The First Disney Animated Film Feature
In 1934, Disney started production of Snow White and the Seven Dwarfs characters with The Evil Queen and the dwarfs including Doc and Bashful. Snow White became the first animated feature in English and Technicolor.
Tremendous development and training went into the creation of Snow White and the Seven Dwarfs. The studio expanded with the addition of animators and recent college graduate artists. Some may have even come from Paris - but we're not sure.
What Paris parent would have imagined that Snow White and the Seven Dwarfs would be such a huge hit. It cost Disney a total of $1.4 million to complete but Snow White and the Seven Dwarfs with Snow White and the dwarfs including Grumpy and Happy was the highest grossing production of all time before being de-throned by Gone with the Wind two years later.
While working on Snow White, the animators continued work on the Mickey Mouse and Silly Symphonies series. Mickey Mouse switched to Technicolor in 1935 and added several major supporting friends including Mickey Mouse’s dog Pluto and their friends Donald Duck and Goofy.
New Disney Productions
In 1940, the premiered Pinocchio with characters such as Geppetto, Lampwick and Monstro. Pinocchio won an Academy Award for Best Original Song and Best Original Score.
Disney released Fantasia in 1940 with characters including Mickey Mouse, Tyrannosaurus Rex and The Magic Brooms . It was an experimental animated film produced to accompanying an orchestral arrangement. Fantasia also brought about the development of the Fantasound system which was used to create the film's stereoscopic soundtrack to the delight of Paris viewers.
Dumbo hit the screens in October 1941 with characters including Elephant Matriarch, Casey Junior and Mr. Stork proved to be a monetary success. The feature only cost half the cost of Snow White with its ensemble of with The Prince and the seven drawfs including Sleepy and Dopey and less than a 1/3 of the cost of Pinocchio and his friends Jiminy Cricket, Honest John and Monstro and two fifths of the cost of Fantasia’s cast of Donald Duck, Daisy Duck and Spring Sprite.

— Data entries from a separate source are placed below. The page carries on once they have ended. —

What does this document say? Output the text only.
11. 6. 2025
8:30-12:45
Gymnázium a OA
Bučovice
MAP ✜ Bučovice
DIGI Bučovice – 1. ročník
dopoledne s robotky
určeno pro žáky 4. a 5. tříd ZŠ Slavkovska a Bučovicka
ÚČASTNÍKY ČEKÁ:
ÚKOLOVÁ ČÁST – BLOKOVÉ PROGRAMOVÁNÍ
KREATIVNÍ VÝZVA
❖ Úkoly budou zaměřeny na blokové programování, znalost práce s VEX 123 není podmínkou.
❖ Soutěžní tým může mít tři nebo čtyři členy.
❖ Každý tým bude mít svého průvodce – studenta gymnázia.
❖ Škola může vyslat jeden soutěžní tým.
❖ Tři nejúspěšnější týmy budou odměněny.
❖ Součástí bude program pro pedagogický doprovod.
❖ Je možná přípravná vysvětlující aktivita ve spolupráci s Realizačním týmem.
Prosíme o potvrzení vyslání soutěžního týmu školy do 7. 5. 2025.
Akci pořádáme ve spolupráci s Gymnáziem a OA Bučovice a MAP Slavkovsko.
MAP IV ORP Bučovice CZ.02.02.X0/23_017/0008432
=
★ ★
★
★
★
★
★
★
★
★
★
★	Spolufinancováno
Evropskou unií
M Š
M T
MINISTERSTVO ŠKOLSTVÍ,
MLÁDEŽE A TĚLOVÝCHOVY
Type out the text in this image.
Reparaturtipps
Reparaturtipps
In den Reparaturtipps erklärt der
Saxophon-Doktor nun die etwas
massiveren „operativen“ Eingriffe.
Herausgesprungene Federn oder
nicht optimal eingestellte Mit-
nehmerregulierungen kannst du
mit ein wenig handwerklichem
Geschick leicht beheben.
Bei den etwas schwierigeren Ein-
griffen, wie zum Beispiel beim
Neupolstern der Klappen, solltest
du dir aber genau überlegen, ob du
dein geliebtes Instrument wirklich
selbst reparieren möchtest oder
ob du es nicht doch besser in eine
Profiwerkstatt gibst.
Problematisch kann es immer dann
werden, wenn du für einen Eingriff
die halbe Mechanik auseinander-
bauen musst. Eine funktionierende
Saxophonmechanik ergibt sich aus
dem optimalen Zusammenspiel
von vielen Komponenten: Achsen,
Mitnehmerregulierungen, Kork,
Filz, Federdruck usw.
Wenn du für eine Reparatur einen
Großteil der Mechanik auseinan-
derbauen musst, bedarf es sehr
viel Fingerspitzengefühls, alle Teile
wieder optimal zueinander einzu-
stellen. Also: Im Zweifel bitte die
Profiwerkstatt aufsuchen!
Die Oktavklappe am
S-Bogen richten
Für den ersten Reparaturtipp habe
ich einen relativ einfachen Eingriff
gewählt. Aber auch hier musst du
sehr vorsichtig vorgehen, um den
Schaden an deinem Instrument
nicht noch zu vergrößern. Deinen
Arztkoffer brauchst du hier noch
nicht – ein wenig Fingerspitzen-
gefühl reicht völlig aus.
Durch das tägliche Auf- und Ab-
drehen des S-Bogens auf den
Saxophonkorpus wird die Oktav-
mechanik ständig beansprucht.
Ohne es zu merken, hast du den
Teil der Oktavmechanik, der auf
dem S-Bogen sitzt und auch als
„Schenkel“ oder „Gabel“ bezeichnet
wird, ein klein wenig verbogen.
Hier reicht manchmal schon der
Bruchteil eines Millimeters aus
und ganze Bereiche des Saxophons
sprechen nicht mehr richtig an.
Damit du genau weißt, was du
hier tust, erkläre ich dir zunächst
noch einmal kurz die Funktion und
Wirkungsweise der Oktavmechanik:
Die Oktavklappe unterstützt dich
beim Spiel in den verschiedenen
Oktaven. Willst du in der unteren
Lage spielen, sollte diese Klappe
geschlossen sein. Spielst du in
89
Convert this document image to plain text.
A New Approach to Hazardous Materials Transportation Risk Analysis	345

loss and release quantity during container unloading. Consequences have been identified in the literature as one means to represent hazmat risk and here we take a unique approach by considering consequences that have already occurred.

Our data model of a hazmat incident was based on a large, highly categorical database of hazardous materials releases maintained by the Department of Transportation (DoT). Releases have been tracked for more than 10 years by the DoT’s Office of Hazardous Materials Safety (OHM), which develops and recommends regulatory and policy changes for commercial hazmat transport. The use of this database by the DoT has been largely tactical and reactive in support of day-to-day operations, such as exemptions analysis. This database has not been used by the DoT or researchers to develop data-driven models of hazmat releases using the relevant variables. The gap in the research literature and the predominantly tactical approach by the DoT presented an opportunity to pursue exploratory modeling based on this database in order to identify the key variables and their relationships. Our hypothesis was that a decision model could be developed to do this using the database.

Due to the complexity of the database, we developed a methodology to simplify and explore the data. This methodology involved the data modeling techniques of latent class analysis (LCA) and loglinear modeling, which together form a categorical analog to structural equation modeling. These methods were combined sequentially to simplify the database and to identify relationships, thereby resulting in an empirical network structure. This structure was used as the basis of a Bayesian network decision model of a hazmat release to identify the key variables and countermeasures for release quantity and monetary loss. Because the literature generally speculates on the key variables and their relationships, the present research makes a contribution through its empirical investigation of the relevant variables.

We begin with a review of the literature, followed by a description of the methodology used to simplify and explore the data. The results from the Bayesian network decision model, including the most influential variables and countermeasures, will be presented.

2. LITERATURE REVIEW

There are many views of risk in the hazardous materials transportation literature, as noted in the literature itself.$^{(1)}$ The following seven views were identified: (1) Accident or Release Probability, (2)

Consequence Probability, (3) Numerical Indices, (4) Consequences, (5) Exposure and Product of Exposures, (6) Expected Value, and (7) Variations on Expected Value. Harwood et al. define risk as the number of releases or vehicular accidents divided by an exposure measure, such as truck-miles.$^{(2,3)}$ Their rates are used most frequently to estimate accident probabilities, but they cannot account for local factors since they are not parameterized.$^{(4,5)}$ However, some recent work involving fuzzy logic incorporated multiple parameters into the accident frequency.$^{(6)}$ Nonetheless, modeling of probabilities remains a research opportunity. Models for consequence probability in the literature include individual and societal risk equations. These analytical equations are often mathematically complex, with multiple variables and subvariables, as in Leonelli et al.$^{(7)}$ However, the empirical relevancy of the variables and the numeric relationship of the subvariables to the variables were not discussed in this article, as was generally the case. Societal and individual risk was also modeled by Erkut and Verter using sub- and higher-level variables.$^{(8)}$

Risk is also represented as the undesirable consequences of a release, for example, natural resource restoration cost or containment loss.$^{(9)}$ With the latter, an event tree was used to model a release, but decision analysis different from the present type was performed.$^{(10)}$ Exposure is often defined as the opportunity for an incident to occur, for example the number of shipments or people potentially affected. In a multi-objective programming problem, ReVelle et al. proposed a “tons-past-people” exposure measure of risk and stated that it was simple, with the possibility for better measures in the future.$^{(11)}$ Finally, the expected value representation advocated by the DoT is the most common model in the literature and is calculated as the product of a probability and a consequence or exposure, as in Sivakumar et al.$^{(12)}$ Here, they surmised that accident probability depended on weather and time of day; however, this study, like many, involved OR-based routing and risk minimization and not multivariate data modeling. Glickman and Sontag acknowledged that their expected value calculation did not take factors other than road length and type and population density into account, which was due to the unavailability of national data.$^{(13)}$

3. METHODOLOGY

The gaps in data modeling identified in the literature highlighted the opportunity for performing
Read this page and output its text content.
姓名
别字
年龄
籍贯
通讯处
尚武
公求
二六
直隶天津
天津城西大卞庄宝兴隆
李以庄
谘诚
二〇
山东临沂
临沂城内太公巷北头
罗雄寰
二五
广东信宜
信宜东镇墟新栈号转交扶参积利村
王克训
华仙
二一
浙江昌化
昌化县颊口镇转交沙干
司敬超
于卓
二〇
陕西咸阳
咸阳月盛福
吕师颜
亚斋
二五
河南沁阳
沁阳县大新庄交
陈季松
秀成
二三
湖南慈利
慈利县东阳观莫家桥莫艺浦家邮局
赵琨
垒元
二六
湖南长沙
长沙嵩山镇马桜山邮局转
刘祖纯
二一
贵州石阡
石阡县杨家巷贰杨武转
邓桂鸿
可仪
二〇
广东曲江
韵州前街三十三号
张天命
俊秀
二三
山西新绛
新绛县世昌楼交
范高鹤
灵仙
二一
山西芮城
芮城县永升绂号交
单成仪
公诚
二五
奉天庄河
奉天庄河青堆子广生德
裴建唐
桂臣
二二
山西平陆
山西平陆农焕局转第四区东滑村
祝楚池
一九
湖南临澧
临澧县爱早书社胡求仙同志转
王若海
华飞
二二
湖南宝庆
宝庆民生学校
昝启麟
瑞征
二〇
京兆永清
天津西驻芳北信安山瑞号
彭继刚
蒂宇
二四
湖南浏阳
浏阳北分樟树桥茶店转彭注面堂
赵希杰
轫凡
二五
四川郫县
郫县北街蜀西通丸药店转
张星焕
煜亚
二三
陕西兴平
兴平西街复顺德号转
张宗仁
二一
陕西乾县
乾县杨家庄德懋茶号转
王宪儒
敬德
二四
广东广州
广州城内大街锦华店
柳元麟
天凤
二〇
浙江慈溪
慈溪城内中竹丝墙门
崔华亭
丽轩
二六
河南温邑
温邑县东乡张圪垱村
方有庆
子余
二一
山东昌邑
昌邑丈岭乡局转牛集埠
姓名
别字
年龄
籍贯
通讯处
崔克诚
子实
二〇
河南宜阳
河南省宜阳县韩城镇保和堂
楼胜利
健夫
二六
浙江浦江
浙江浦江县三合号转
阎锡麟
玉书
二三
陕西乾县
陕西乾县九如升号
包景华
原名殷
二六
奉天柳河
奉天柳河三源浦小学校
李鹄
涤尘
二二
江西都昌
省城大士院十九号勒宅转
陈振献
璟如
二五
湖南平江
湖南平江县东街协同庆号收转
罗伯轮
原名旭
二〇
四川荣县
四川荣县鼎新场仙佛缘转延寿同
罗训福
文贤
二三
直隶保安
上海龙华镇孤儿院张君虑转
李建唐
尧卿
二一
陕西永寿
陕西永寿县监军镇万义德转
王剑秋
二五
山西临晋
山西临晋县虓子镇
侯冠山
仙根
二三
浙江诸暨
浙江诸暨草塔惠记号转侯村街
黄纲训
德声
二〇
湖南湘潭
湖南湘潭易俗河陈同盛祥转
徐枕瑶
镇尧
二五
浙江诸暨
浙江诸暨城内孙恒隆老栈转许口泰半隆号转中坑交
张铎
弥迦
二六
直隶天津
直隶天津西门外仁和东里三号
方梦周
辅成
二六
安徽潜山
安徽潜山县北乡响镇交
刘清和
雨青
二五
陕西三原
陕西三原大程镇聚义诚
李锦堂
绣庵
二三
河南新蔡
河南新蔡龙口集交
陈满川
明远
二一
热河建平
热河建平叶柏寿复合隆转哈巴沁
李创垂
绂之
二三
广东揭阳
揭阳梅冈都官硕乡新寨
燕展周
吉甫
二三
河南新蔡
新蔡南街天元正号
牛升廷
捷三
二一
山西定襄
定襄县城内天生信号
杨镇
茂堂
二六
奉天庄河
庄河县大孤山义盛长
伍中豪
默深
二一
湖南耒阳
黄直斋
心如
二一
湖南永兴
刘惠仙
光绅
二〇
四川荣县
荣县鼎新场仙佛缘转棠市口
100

In August 1942, Bambi was released in Paris and we met new friends including Bambi's Mother, Faline and Mrs. Rabbit.
Also in the 1940s, Disney premiered shorts which included Saludos Amigos (1942), The Three Caballeros (1944), Make Mine Music (1946), Fun and Fancy Free (1947), Melody Time (1948), and The Adventures of Ichabod and Mr. Toad (1949). The studio also produced two features, Song of the South (1946) and So Dear to My Heart (1948), which were a combination of animated and live-action footage. Shorts production continued during this period as well, with Donald Duck and Pluto cartoons being the main output accompanied by cartoons starring Mickey Mouse, Figaro and in the 1950s, Chip 'n Dale and Humphrey the Bear.
Walt Disney also began reissuing the previous features beginning with re-releases of Snow White in 1944 which brought back to the screen The Evil Queen and the dwarfs including Sleepy and Bashful Pinocchio and his friends Geppetto, Honest John and Gideon in 1945 and Fantasia in 1946 which returned Mickey Mouse with Donald, Daisy Duck and Zeus. This led to a tradition of re-releasing the Disney films every 7 years, which lasted into the 1990s.
Upon its premier in 1950, Cinderella proved to be a movie success. Paris movie-goers , also saw the premier Alice in Wonderland and were introduced to Alice, The Cheshire Cat and Tweedledee and Tweedledum. Parents in Paris also took their childres to see Peter Pan and were delighted to meet John Darling, Mr. Smee and Tiger Lily. What dog-lover in Paris could forget the first time they saw Lady and the Tramp on screen and were delighted to meet Lady, Jock and Tony.